The survey says 28 per cent and 44 per cent of respondents expect exit and portfolio valuations to increase, compared to nine per cent and 32 per cent, respectively, in the previous quarter. The improved outlook suggests that venture capital valuations have bottomed out.

“With confidence soaring and higher valuations in sight, we expect a revival in VCs’ interest in pursuing new investment opportunities and fund-raising,” said Michael Badham, partner, Deloitte & Touche. “This optimistic sentiment is one indicator of the market’s resiliency and also signals that increased deal activity is on the horizon.”

More than half (53 per cent) of respondents expect to completely invest current funds in less than two years. The number of VCs looking into raising new funds nearly tripled (21 per cent), up from the low of eight per cent in the third quarter of 2002.

However, fewer indicate plans to earmark funds for follow-on investments. Nearly two-thirds (65 per cent) of VCs responded that less than half their funds are available, compared to 53 per cent the previous quarter.

“This renewed optimism confirms the stabilization of our industry,” said Brad Ashley, president of CVAC. “As macro conditions continue to improve, VCs will continue to shift their focus, from dealing with issues in their portfolio to funding investments in new businesses.”

The fifth edition of the quarterly survey was conducted from Dec. 4 to 30 and surveyed more than 800 professionals from venture capital and private equity firms across Canada.
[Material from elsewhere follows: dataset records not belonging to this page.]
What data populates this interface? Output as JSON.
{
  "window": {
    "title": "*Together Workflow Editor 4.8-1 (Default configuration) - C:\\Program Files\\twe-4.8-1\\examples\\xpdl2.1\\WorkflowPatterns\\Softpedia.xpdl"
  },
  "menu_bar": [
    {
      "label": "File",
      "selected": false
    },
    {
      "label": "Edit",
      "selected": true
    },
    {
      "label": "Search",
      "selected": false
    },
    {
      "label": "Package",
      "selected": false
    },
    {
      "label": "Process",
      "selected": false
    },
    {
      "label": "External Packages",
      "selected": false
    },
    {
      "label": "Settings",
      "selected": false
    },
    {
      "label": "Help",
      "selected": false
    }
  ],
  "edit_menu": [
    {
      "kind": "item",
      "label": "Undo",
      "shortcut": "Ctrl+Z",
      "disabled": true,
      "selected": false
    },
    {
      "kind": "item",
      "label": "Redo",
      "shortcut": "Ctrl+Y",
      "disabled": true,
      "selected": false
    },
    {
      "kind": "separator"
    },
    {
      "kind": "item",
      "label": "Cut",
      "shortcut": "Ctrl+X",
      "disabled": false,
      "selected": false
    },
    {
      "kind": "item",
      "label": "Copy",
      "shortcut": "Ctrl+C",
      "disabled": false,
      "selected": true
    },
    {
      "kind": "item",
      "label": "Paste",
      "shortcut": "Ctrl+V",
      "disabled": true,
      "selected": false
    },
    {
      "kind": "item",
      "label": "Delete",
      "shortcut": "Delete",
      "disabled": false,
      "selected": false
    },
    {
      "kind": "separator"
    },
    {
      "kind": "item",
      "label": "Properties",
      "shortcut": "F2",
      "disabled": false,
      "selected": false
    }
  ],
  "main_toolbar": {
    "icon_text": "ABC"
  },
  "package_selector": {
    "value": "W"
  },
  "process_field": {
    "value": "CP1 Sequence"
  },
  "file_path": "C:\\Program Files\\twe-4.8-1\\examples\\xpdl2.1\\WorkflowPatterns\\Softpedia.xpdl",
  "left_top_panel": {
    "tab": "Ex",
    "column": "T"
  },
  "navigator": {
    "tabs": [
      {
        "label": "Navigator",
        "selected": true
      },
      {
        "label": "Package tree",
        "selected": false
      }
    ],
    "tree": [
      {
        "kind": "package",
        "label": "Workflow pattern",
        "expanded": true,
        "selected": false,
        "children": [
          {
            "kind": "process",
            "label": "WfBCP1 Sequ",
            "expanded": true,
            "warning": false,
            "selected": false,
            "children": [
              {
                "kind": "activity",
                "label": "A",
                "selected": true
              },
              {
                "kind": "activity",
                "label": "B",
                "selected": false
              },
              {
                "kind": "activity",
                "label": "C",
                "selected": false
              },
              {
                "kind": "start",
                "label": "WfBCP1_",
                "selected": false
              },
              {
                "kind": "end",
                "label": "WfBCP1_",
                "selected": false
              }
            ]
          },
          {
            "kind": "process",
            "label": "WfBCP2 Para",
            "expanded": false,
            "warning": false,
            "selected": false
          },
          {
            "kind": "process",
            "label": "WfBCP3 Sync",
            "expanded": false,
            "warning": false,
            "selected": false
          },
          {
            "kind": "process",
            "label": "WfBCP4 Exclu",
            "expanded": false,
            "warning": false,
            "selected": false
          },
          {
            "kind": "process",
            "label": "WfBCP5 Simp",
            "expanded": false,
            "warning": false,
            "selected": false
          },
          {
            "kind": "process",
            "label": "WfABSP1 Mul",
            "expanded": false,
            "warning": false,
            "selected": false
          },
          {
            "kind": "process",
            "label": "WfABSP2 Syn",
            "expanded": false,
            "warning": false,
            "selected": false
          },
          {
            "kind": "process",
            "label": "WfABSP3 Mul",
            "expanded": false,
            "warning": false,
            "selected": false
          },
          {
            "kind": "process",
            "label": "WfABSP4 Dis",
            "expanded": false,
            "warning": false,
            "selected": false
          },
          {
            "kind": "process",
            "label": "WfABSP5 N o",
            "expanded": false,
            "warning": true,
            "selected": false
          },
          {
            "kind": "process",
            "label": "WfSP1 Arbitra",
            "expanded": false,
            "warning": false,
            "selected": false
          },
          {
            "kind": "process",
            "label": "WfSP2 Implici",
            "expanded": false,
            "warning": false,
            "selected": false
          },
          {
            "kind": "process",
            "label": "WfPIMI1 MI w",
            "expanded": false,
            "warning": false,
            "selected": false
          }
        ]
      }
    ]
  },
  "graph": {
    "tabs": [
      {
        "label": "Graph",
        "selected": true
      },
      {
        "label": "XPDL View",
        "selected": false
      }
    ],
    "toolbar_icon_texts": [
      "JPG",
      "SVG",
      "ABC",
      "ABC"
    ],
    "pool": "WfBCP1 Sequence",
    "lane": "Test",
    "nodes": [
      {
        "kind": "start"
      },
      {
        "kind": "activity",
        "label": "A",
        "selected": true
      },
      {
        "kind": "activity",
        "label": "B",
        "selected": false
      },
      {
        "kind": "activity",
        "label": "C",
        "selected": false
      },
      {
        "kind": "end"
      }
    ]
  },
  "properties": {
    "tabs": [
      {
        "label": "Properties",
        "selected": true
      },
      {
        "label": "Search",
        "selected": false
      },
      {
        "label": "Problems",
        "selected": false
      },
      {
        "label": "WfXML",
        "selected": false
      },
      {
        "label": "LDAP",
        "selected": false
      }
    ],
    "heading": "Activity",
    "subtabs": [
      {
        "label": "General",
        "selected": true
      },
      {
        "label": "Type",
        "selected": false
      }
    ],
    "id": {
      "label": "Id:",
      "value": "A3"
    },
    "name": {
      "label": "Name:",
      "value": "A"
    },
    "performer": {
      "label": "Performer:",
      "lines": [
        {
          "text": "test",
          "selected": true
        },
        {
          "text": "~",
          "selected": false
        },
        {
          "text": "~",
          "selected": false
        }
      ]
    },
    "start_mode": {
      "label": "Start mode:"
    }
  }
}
The CVCA is a trade association consisting of funds, companies, and individuals who manage pools of risk-equity capital for investment in small and medium-sized growth businesses in Canada.

HIGHLIGHTS:
* Almost half (47 per cent) of Canadian VCs expect the economic climate to improve, an increase from 29 per cent in the previous quarter and in starkcontrast to less than 20 per cent south of the border.
* The number of VCs looking into raising new funds nearly tripled to 21 per cent from a low of eight per cent in the previous quarter.
* More than half (53 per cent) of VCs expect to completely invest current funds in less than two years (compared to 41 per cent in the previous quarter.)
* Increase in technology spending (51 per cent) is a more important factor than public market recovery (38 per cent) in recoveries of investment levels – a switch from the previous survey.